Зискинд попался только зимой 1942 года. С поличным: на столе лежали стопки листовок, а Иегуда с женой и детьми сортировали их. Всех расстреляли на месте, не пощадив даже их маленького сынишки — трехлетнего Симхи. Как же трудно стало мне надеяться на лучшее, когда убили Зискинда и не осталось никого, кто мог бы мне все как следует объяснить! Только теперь я понимаю, что прав был не я и не эти сообщения, а Зискинд. Позднее все случилось именно так, как он предрекал, хотя тогда мы не могли в это поверить.
Домой я возвращался той же дорогой: по Кармелитской, Лешно и Желязной. По пути заглядывал к друзьям, чтобы передать им новости, услышанные от Зискинда. Потом шел на Новолипки помочь Генрику тащить корзину с книгами.
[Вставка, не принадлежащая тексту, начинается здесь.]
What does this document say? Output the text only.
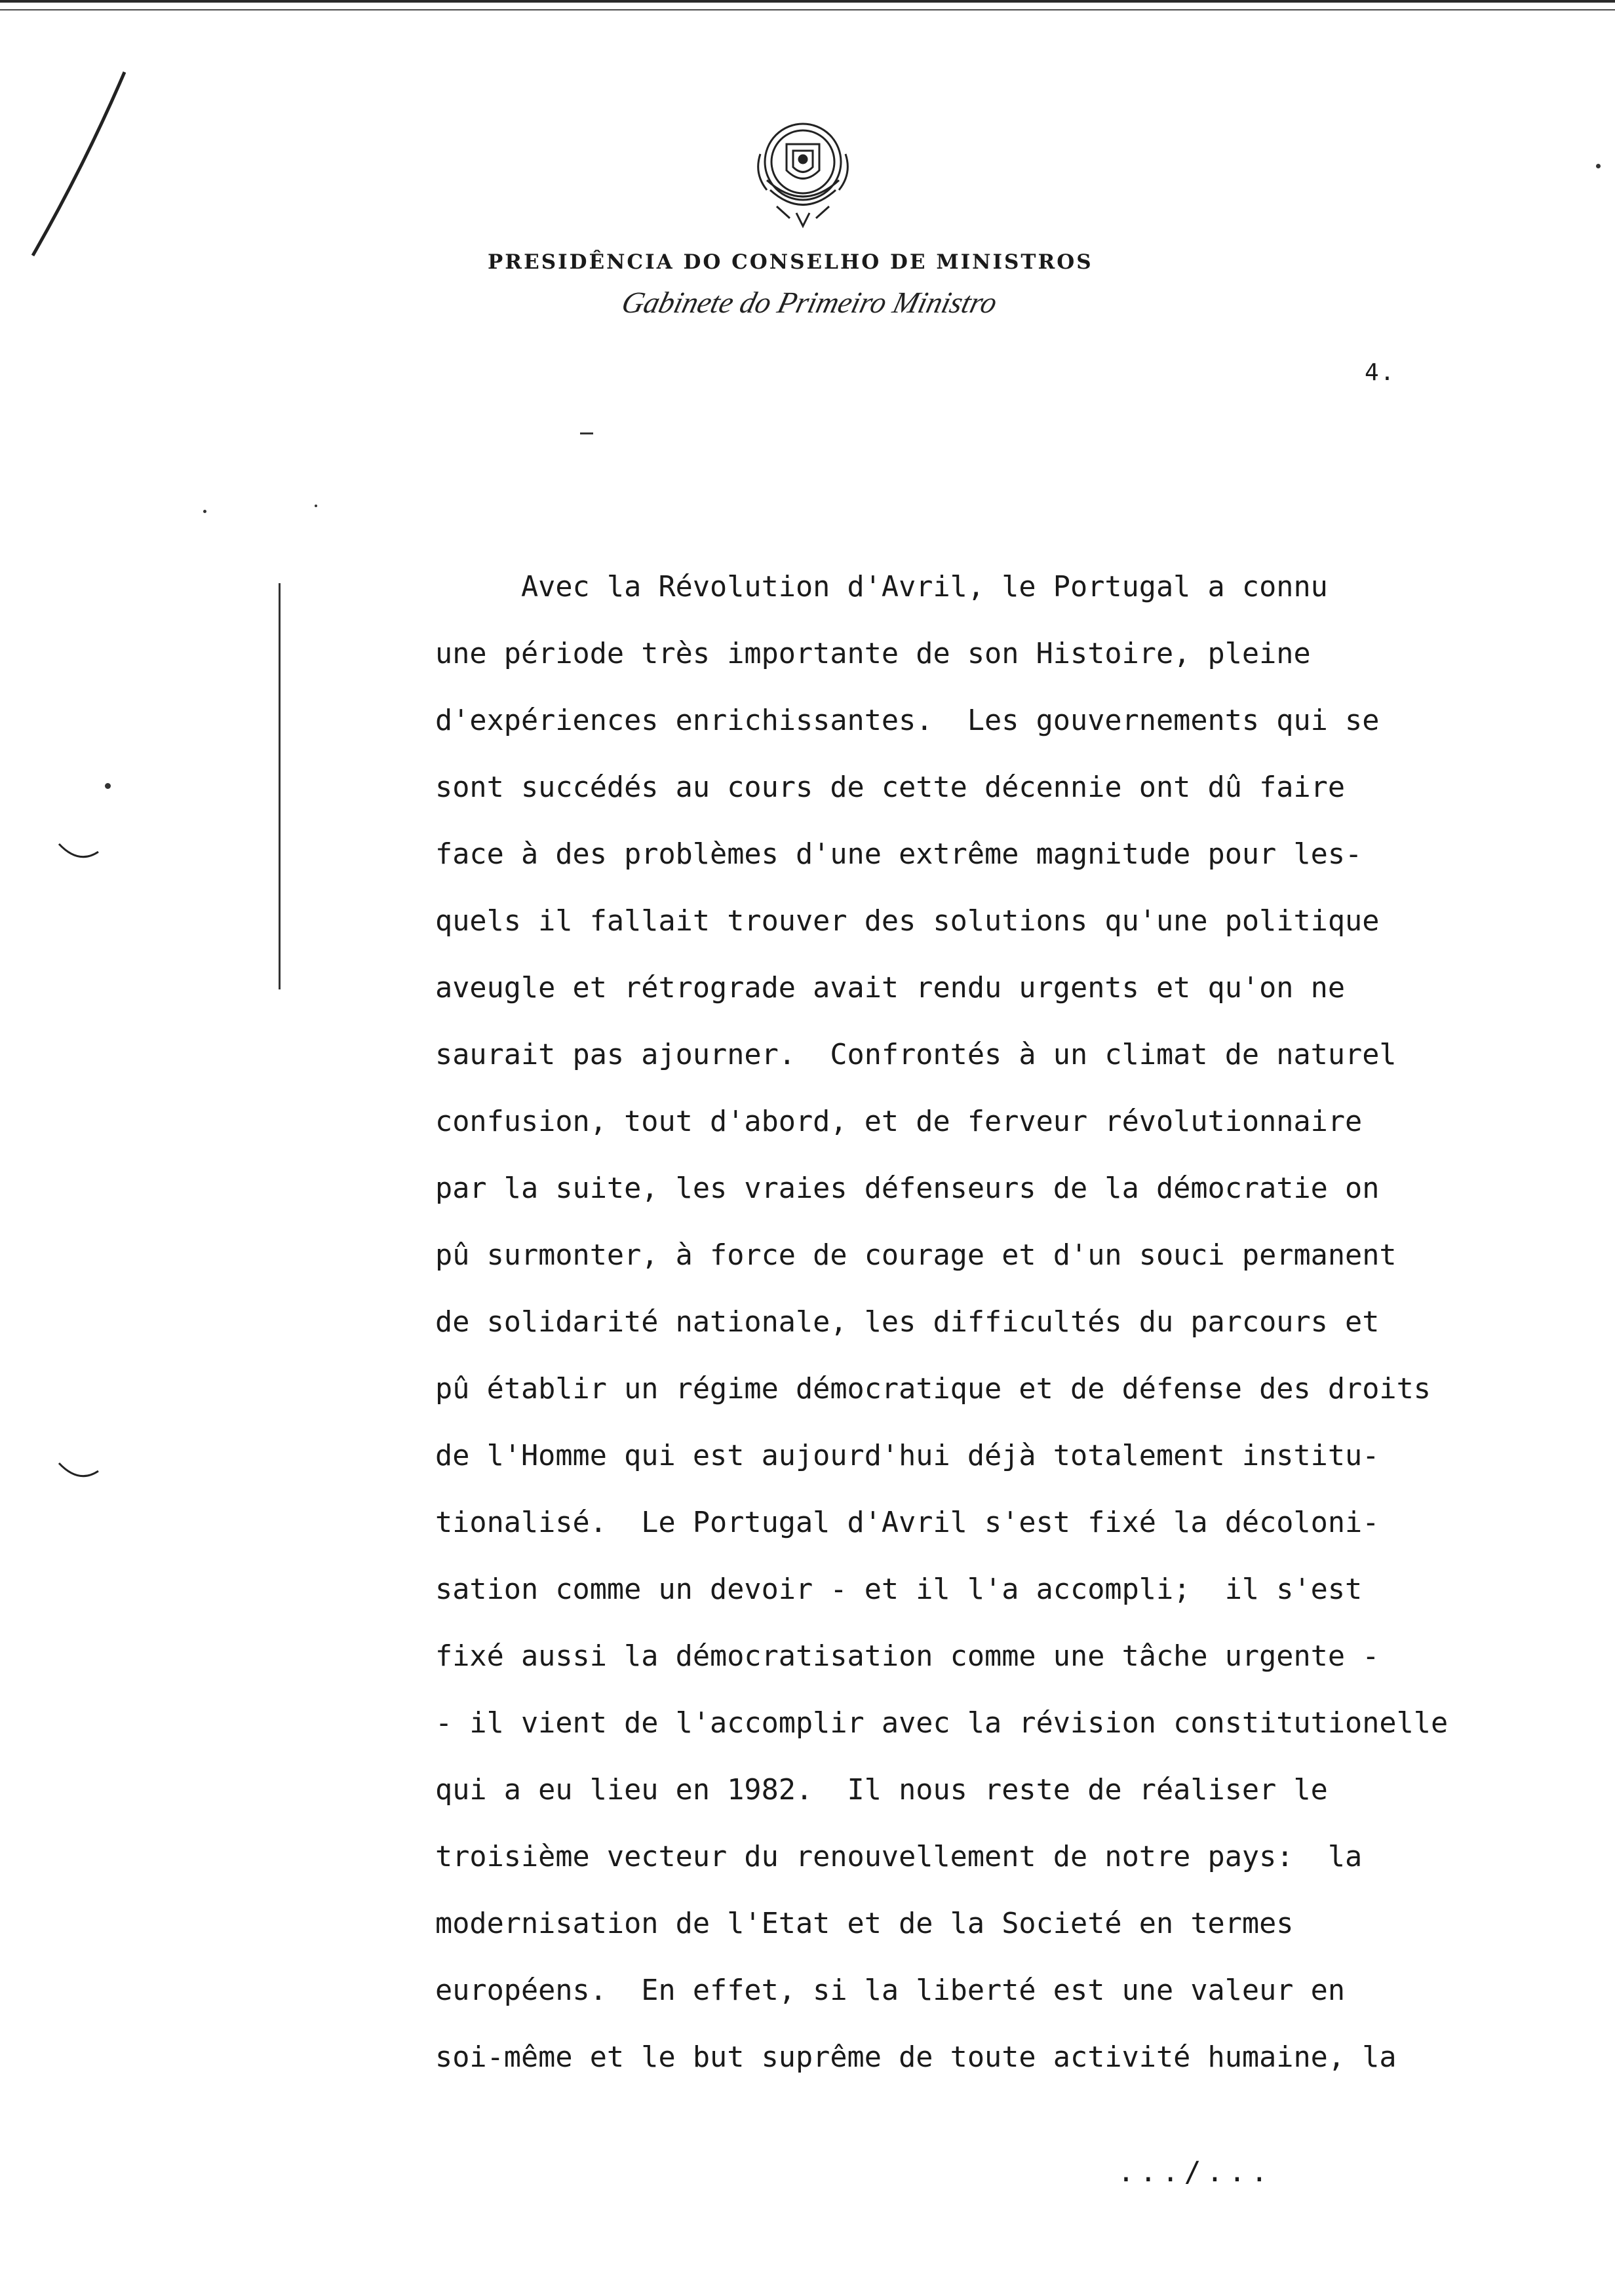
PRESIDÊNCIA DO CONSELHO DE MINISTROS
Gabinete do Primeiro Ministro
4.
Avec la Révolution d'Avril, le Portugal a connu
une période très importante de son Histoire, pleine
d'expériences enrichissantes.  Les gouvernements qui se
sont succédés au cours de cette décennie ont dû faire
face à des problèmes d'une extrême magnitude pour les-
quels il fallait trouver des solutions qu'une politique
aveugle et rétrograde avait rendu urgents et qu'on ne
saurait pas ajourner.  Confrontés à un climat de naturel
confusion, tout d'abord, et de ferveur révolutionnaire
par la suite, les vraies défenseurs de la démocratie on
pû surmonter, à force de courage et d'un souci permanent
de solidarité nationale, les difficultés du parcours et
pû établir un régime démocratique et de défense des droits
de l'Homme qui est aujourd'hui déjà totalement institu-
tionalisé.  Le Portugal d'Avril s'est fixé la décoloni-
sation comme un devoir - et il l'a accompli;  il s'est
fixé aussi la démocratisation comme une tâche urgente -
- il vient de l'accomplir avec la révision constitutionelle
qui a eu lieu en 1982.  Il nous reste de réaliser le
troisième vecteur du renouvellement de notre pays:  la
modernisation de l'Etat et de la Societé en termes
européens.  En effet, si la liberté est une valeur en
soi-même et le but suprême de toute activité humaine, la
.../...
У Генрика была нелегкая жизнь. Он сам ее себе устроил и даже не пытался ничего в ней менять, потому что считал, что жить иначе было бы недостойно. Знакомые, ценившие его гуманитарные способности, советовали ему поступить в еврейскую полицию. Туда в целях самосохранения шло большинство молодых людей из интеллигенции. Сверх всего, там при небольшой ловкости можно было хорошо зарабатывать. Но Генрик отвергал такие советы. Они даже возмущали его, он воспринимал их как оскорбление. Со свойственной ему суровой порядочностью он отвечал, что не намерен сотрудничать с бандитами. Знакомые обижались, а Генрик каждое утро начал ходить на Новолипки с корзиной книг. Он торговал ими, в любую погоду, в летнюю жару и зимнюю стужу, не сдаваясь и твердо стоя на своем: если его, интеллектуала, лишили иных занятий с книгами, то пусть останется хотя бы это, а опуститься ниже — он себе не позволял.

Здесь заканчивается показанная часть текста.